Surfrolli

Tourists  are  terrorists, DA, TUT, HH… langsam kriechen die Autos der Fremden über die Landstraße, 70 sind erlaubt, da muss man doch nicht 60 fahren, nur um diese blöden Kühe und Maisfelder anzuglotzen. Geht doch zurück in Eure Steinwüsten! Ausgerechnet jetzt, der Wind ist noch ablandig und schwach, Vorhersage droht  Rückdrehung auf West an,  der Restswell vom Nordweststurm der letzten Nacht kann jederzeit zusammenbrechen, nur noch eine Stunde bis zum Hochwasser. Dabei gab es auf der Arbeit schon Stress genug, „ Warum ist das XY-Projekt noch nicht weiter? Ja,ja , wir tun unser Bestes, nächste Woche“, schnell raus, Sachen ins Auto und ab!

Vom Parkplatz ist die Dünung kaum zu sehen, rein in den Anzug, Brett wachsen, ab, ab in`s Wasser, jetzt bloß keine Fragen, „Wo isch denn Ihr  Seschel, kann men hier Wellereide, warum dun Sie de des da druffreibe? Gestern häze se hier sein müsse, da warn große Wellen, wie Hawei (Alter, gestern war auflandig 7, Chaos, Strömung, Schaum)“.

Ein Glück, kein anderer im Wasser, eigentlich auch kein Wunder, die Wellen brechen vielleicht hüfthoch, um dann auf Kniehöhe zu schrumpfen. Ist auch kein Wochenende. Ich paddle eine Welle an, springe auf die Füße, Turn, Cutback, Welle versackt, ich plumpse rein. „When I have problems I go surf, forget all problems, endless summer ; only a surfer knows the feeling“; Dreck, das sind doch alles nur Sprüche aus Marketingabteilungen irgendwelcher Sportartikelkonzerne. Ich vergesse hier nichts, Konto fast leer zur Monatsmitte, die Kinder seit einem Monat nicht gesehen, mein Knie tut weh, der Winter kommt auch bald, ohne Schuhe ist es fast schon zu kalt, die Planke vergilbt, müsste mal erneuert werden.

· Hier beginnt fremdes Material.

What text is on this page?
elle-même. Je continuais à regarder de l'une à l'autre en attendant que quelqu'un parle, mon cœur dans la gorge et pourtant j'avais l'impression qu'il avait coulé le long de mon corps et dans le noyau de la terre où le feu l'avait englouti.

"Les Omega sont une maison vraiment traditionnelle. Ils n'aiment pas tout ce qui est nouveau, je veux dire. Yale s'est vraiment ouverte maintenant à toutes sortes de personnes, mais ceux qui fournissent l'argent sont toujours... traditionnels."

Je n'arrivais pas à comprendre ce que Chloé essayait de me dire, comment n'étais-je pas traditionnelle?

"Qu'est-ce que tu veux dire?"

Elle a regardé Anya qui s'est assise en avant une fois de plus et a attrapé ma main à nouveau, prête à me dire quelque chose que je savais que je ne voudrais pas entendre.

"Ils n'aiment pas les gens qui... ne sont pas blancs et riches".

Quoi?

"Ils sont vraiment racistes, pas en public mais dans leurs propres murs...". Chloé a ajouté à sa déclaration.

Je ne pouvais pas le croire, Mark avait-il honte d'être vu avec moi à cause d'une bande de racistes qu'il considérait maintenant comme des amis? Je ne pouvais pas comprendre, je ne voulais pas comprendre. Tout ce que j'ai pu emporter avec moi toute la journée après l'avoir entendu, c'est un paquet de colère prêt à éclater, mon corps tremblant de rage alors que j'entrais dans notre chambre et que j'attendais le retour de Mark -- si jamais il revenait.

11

Neue Welle, Bottom Turn, Crosstep, ich zwinge einen Noseride, die Welle verliert ihre Kraft, Brett spitzelt ein, berührt den Sand, Abgang. Ich tauche aus dem knietiefen Wasser auf. Weiter oben sitzt ein junger Typ in so einem Strandrollstuhl, gelbe Ballonreifen, salzwasserfest, hinter ihm hält eine hagere Frau im Badeanzug die Griffe umklammert, als ob hier der Weihnachtstsunami droht. Die Welle läuft aus und umspült dem Typ die Füße bis zu den Knöcheln, läuft wieder zurück,  er jubelt kurz, lächelt breit, hebt die Hand und winkt. Ich packe mein Brett unter den Arm, bloß wieder in den Lineup. Moment – so geht das nicht! Der Typ kann nicht surfen, nicht mal laufen, sich wahrscheinlich nicht mal selber die Badebuxe  anziehen und hat  bei diesen Microwellen den Spaß seines Lebens? Ich kann laufen, schwimmen, surfen,  ärger mich die ganze Zeit?

Ich muss lächeln, hebe kurz die Hand, lege das Brett auf`s Wasser knie mich drauf, paddel über die erste Welle, die zweite kommt, hebt mich sanft an, Wassertropfen in der Spätsommersonne , auf dem Scheitelpunkt hebe ich beide Arme, um die ankommenden Linien zu grüßen, rutsche  auf dem Wellenrücken runter - was für ein Leben! When I have problem....

Bild von Henk

Test

Henk on Mo, 08/30/2010 - 09:26
Der Rollifahrer ist einer der Stoketester, die die alten hawaiianischen Götter an die Strände der Welt schicken. Test bestanden! Erinnert mich an die Geschichte von Sunn Rells Mann. Nach ihrem Krebstot ging er eines Tages in Chicago am Strand spazieren, hatte die Lust am Surfen und an allem verloren, dann sah er in den miesesten Onshore-Bedingungen im Winter jemanden surfen, der total stoked war und einfach nur glücklich. Da war er geheilt von seiner Trauer.
Bild von Patriz

sehr schön! wer kennt sie

Patriz on Sa, 08/28/2010 - 16:18
sehr schön! wer kennt sie nicht, die Unzufriedenheit... aber zum Glück ist man ja im Stande, die Sichtweise zu relativieren.